Note: you can update java to the latest version to use Trino latest version according to the instructions here
$ wget https://repo1.maven.org/maven2/io/trino/trino-server/389/trino-server-389.tar.gz
$ tar -xvzf trino-server-389.tar.gz
$ mv trino-server-389 /lib/trino
$ mkdir /lib/trino/logs
$ chgrp hadoop -R /lib/trino
$ chmod g+w -R /lib/trino
Add environment variables /etc/bash.bashrc
export TRINO_HOME=/lib/trino
export PATH=$TRINO_HOME/bin:$PATH
Update environment variables
$ source /etc/bash.bashrc
Create the configuration files in turn as follows:
$TRINO_HOME/etc/config.properties
coordinator=true
node-scheduler.include-coordinator=true
http-server.http.port=8080
discovery.uri=http://node01:8080
$TRINO_HOME/etc/jvm.config
-server
-Xmx16G
-XX:InitialRAMPercentage=80
-XX:MaxRAMPercentage=80
-XX:G1HeapRegionSize=32M
-XX:+ExplicitGCInvokesConcurrent
-XX:+ExitOnOutOfMemoryError
-XX:+HeapDumpOnOutOfMemoryError
-XX:-OmitStackTraceInFastThrow
-XX:ReservedCodeCacheSize=512M
-XX:PerMethodRecompilationCutoff=10000
-XX:PerBytecodeRecompilationCutoff=10000
-Djdk.attach.allowAttachSelf=true
-Djdk.nio.maxCachedBufferSize=2000000
-XX:+UnlockDiagnosticVMOptions
-XX:+UseAESCTRIntrinsics
-Dfile.encoding=UTF-8
# Disable Preventive GC for performance reasons (JDK-8293861)
#-XX:-G1UsePreventiveGC
# Reduce starvation of threads by GClocker, recommend to set about the number of cpu cores (JDK-8192647)

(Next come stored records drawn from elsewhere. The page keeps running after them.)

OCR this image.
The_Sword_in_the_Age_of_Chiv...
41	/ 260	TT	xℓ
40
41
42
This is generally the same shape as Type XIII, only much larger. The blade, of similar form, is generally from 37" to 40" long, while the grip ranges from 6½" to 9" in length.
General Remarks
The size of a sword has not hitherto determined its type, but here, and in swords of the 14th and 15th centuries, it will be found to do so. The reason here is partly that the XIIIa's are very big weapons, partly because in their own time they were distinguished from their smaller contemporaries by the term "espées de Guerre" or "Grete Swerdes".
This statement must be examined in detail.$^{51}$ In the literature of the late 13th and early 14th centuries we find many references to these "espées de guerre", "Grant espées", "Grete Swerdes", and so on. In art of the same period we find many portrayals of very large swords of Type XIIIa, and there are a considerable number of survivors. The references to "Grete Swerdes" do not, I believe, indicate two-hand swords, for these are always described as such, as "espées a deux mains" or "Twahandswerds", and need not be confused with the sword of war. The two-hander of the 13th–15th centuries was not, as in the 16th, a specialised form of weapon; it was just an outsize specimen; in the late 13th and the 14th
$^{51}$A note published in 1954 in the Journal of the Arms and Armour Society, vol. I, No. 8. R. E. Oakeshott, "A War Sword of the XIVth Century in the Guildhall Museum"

-XX:GCLockerRetryAllocationCount=32
$TRINO_HOME/etc/log.properties
io.trino=INFO
$TRINO_HOME/etc/node.properties
node.environment=production
node.id=node01
node.data-dir=/home/trino/data
$TRINO_HOME/etc/catalog/hive.properties
connector.name=delta-lake
hive.metastore.uri=thrift://node1:9083
hive.metastore-cache.cache-partitions=false
Note: Here I use the
delta-lake
connector so that Trino can work with Delta table
Install python
$ ln -s /usr/bin/python3 /usr/bin/python
Create user trino
$ useradd -g hadoop -m -s /bin/bash trino
Run Trino as user trino
[trino]$ launcher start
Check Trino status
[trino]$ launcher status
Check TrinoUI: http://node01:8080/ui/
Install Trino CLI
$ wget https://repo1.maven.org/maven2/io/trino/trino-cli/389/trino-cli-389-executable.jar
$ mv trino-cli-389-executable.jar $TRINO_HOME/bin/trino
$ chmod +x $TRINO_HOME/bin/trino
$ trino http://node01:8080/hive
Run some commands on Trino CLI
trino> show catalogs;
trino> show schemas;
trino> select * from ...
Stop Trino
[trino]$ launcher stop
Add new node to Trino cluster
To add a new node to an existing Trino cluster, repeat the steps above and edit the 2 configuration files:
-
$TRINO_HOME/etc/config.properties
`
coordinator=false
http-server.http.port=8080
discovery.uri=http://node01:8080
$TRINO_HOME/etc/node.properties
node.environment=production
node.id=node02
node.data-dir=/home/trino/data
Conclusion
In this article, I have guided you on how to install Trino as a query engine server to replace Spark Thrift Server, I wish you success!